5. En deuxième lieu, M. C... est marié avec une compatriote en situation irrégulière faisant l'objet d'un arrêté du 11 août 2021 portant refus de séjour, obligation de quitter le territoire français et interdiction de retour sur le territoire français. Le couple a eu un second enfant né en France le 1er novembre 2017. L'appelant, qui a fait l'objet de trois précédentes obligations de quitter le territoire français qu'il n'a pas exécutées, ne fait état d'aucune insertion particulière, hormis une activité professionnelle non déclarée dans le secteur du bâtiment. Dans les circonstances de l'espèce, alors que la cellule familiale peut se reconstituer dans le pays d'origine où l'appelant a vécu la majeure partie de sa vie et où il ne ressort pas des pièces du dossier que ses enfants ne puissent poursuivre leur scolarité, en prenant l'arrêté attaqué, la préfète de l'Oise n'a pas porté au droit de l'intéressé au respect de sa vie privée et familiale, une atteinte disproportionnée par rapport aux motifs de la décision portant obligation de quitter le territoire français, ni porté atteinte à l'intérêt supérieur de ses enfants. Ainsi, les moyens tirés de la méconnaissance des stipulations de l'article 8 de la convention européenne de sauvegarde des droits de l'homme et des libertés fondamentales et de celles de l'article 3-1 de la convention internationale des droits de l'enfant doivent être écartés.
6. En troisième lieu, pour motiver sa décision refusant l'octroi d'un délai de départ volontaire, la préfète de l'Oise a rappelé les dispositions applicables des articles L. 612-1 et L. 612-2 du code de l'entrée et du séjour des étrangers et du droit d'asile, a indiqué qu'il existe un risque que l'étranger se soustraie à l'obligation de quitter le territoire français dont il fait l'objet et a précisé que M. C... est entré irrégulièrement sur le territoire français, s'est soustrait à l'exécution de trois précédentes mesures d'éloignement, ne représente pas de garanties de représentation suffisantes, ne dispose pas de documents d'identité et de voyage en cours de validité et ne justifie pas d'un domicile personnel stable connu de l'administration. Ainsi, la décision refusant l'octroi d'un délai de départ volontaire, qui énonce avec suffisamment de précisions les circonstances de fait et de droit qui en constituent le fondement, est suffisamment motivée. Par suite, ce moyen doit être écarté.

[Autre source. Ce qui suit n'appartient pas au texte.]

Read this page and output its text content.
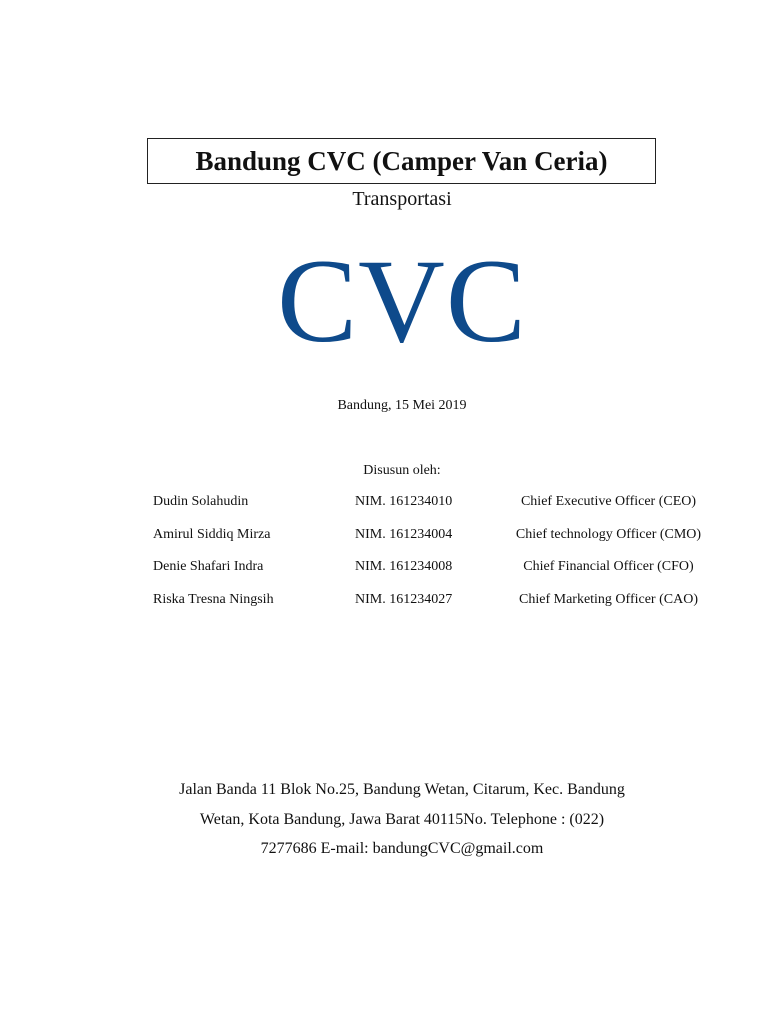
Bandung CVC (Camper Van Ceria)
Transportasi
CVC
Bandung, 15 Mei 2019
Disusun oleh:
Dudin Solahudin	NIM. 161234010	Chief Executive Officer (CEO)
Amirul Siddiq Mirza	NIM. 161234004	Chief technology Officer (CMO)
Denie Shafari Indra	NIM. 161234008	Chief Financial Officer (CFO)
Riska Tresna Ningsih	NIM. 161234027	Chief Marketing Officer (CAO)
Jalan Banda 11 Blok No.25, Bandung Wetan, Citarum, Kec. Bandung
Wetan, Kota Bandung, Jawa Barat 40115No. Telephone : (022)
7277686 E-mail: bandungCVC@gmail.com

7. En quatrième lieu, si M. C... soutient que son domicile est connu de l'administration, que ses enfants sont scolarisés et qu'il dispose de garanties de représentation suffisantes, il est constant qu'il s'est soustrait à l'exécution de trois précédentes mesures d'éloignement et que, pour ce seul motif, prévu par le 5° de l'article L. 612-3 du code précité, l'administration pouvait légalement considérer qu'il existe un risque qu'il se soustraie à la présente décision portant obligation de quitter le territoire français. Par suite, le moyen tiré de ce que le refus d'octroi d'un délai de départ volontaire est disproportionné doit être écarté.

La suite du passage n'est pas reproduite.